Brownie
Player Valuation: £70m
I'm quite interested by the winger situation. It isn't just here, it's right across the premier league; managers really don't seem to trust them.
A huge part of any wingers game is to have a decent defensive relationship with his fullback, and it works vice versa when attacking on the overlap. Yet as 4.2.3.1 has taken over, and the game has got more defensive it seems as though the trust has gone in 'widemen' to be able to muck in. As so we see Besic and Cleverley, or as yesterday Naismith and Kone ahead of the fullbacks. Liverpool had Ings wide left yesterday.
And this is where I don't really get it. Strikers are terrible defenders, for good reason; I'd much rather have them working on the finishing in training, than worrying about tracking marauding fullbacks. Kone completely lost Azpilacueta yesterday, for instance.
Yet deploying a striker out there seems to be seen as the safer option than any of our wingers, who are surely more adept in that position, and have the added role of occupying the fullbacks mind. (There is no way Ivanovich would have been pushing as high up the pitch if he had someone with pace like Del or Lennon ready to counter past him.)
I just haven't seen any evidence that our wide players aren't capable of performing both functions.
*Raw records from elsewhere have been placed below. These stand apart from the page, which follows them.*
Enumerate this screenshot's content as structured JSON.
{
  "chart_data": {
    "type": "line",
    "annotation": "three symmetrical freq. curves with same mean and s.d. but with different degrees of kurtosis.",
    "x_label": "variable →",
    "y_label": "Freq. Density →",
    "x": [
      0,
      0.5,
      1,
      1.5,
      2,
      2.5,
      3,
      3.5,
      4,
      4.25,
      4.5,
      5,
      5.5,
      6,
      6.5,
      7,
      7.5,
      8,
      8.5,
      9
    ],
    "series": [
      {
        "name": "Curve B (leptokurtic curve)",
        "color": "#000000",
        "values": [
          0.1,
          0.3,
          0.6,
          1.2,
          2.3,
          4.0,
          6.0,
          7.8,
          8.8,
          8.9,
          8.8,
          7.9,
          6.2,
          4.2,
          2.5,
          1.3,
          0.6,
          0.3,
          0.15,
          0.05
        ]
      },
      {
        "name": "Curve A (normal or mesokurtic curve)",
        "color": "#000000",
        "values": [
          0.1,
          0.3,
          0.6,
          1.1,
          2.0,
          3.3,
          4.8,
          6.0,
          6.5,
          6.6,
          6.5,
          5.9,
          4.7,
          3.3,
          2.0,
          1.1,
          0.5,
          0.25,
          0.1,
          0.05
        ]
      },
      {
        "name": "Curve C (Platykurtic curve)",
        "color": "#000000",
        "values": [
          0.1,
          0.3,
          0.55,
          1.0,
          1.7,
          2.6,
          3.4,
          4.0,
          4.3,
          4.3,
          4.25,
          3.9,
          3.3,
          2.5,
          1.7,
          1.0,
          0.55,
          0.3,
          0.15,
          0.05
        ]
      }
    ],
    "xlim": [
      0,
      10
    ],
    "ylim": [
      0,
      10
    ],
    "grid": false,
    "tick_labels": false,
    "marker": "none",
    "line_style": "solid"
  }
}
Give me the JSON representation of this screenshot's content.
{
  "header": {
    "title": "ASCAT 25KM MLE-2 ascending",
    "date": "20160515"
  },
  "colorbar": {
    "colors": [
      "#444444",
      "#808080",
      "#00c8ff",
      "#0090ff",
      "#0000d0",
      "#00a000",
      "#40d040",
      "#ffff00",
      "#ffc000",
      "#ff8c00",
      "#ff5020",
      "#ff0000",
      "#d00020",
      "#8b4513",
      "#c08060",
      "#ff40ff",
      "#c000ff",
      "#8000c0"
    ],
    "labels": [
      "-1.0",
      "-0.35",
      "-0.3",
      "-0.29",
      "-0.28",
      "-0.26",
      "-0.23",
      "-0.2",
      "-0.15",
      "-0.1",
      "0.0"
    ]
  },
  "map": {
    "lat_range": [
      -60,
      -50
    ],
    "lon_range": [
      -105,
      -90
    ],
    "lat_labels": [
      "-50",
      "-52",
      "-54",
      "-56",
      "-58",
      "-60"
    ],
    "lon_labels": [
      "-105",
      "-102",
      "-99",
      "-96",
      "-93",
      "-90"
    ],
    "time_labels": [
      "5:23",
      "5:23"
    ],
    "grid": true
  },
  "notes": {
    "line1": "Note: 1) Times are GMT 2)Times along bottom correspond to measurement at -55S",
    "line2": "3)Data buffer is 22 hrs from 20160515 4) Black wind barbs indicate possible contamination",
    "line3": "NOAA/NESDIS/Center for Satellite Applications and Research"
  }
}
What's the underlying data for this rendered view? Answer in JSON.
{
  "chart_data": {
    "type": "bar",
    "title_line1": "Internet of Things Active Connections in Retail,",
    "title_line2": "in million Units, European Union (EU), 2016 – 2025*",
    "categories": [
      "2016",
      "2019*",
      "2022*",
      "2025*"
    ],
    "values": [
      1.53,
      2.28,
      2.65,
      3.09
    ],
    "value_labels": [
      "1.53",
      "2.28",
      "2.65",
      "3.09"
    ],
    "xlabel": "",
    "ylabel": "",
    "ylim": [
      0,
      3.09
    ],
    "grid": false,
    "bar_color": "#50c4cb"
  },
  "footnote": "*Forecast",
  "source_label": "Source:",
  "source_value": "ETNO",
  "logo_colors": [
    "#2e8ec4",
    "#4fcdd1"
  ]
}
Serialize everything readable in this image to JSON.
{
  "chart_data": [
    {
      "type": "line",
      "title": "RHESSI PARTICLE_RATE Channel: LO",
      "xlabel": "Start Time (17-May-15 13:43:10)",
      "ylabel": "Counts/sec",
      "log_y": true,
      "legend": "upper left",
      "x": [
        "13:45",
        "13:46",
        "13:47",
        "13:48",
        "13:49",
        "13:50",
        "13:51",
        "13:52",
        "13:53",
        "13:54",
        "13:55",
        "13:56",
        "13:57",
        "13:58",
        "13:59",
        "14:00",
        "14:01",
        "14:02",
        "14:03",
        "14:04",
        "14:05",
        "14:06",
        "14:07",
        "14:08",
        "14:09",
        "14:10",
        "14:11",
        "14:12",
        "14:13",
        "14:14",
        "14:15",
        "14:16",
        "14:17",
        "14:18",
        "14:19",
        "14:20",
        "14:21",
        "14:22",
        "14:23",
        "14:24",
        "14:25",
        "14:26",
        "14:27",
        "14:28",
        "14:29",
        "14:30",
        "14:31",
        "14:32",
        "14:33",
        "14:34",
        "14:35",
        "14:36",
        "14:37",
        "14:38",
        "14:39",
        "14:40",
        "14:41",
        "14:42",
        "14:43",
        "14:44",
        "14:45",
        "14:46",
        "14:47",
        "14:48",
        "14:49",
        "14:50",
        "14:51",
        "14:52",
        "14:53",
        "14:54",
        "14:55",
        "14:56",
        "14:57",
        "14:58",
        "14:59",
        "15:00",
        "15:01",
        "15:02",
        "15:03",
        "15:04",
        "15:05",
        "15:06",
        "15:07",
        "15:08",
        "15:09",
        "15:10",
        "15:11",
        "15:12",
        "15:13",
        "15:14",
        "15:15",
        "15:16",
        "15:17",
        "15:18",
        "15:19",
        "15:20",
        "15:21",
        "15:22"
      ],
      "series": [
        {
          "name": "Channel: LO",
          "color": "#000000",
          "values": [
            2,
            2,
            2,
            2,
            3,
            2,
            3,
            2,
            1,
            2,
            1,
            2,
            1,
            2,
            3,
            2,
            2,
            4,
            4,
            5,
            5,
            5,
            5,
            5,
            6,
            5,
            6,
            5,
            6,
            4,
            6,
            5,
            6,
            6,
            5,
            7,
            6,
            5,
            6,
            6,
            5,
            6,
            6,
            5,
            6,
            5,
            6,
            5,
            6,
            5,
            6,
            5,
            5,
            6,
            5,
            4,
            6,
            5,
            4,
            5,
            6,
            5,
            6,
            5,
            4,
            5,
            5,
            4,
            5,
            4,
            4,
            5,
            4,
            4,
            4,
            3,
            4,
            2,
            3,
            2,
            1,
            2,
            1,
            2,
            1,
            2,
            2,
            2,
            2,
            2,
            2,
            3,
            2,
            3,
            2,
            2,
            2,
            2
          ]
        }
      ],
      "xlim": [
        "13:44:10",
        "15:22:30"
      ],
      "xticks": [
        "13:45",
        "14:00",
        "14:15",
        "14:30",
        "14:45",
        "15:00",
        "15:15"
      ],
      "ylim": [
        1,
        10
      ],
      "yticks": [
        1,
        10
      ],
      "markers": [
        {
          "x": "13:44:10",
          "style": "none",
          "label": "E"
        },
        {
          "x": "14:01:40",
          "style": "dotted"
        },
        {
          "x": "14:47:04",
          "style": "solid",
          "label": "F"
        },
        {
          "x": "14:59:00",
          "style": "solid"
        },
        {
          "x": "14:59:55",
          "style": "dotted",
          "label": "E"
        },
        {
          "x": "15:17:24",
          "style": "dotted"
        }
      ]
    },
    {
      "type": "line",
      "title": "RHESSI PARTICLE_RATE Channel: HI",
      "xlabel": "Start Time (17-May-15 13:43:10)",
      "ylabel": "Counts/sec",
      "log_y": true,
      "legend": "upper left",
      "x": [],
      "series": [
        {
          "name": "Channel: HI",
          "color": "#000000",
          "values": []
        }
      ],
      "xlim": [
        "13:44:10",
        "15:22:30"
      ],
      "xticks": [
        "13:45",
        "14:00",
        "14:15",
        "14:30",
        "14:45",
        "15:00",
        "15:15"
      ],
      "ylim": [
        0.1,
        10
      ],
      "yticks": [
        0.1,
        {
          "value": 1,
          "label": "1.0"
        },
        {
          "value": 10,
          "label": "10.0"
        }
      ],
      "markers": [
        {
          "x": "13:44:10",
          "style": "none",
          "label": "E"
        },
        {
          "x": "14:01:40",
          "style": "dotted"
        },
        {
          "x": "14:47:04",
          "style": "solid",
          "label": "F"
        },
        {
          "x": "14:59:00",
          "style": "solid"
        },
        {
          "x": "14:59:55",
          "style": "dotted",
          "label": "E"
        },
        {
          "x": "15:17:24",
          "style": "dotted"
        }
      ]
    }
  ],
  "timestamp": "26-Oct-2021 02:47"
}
If it turns out they can't, then that's what they have to be concentrating on in training themselves, rather than being stuck on the bench game after game with the tag 'flair player' working against their best interests.
For us it's more a case of squeezing in people that can play with their back to goal. Neither of our first choice central attacking players are great at it, so we have to sacrifice the wide positions to get Cleverley/Naismith/Kone on the pitch. Nothing wrong with it for me: if that's what you have to do to have a balanced side then that's what you do.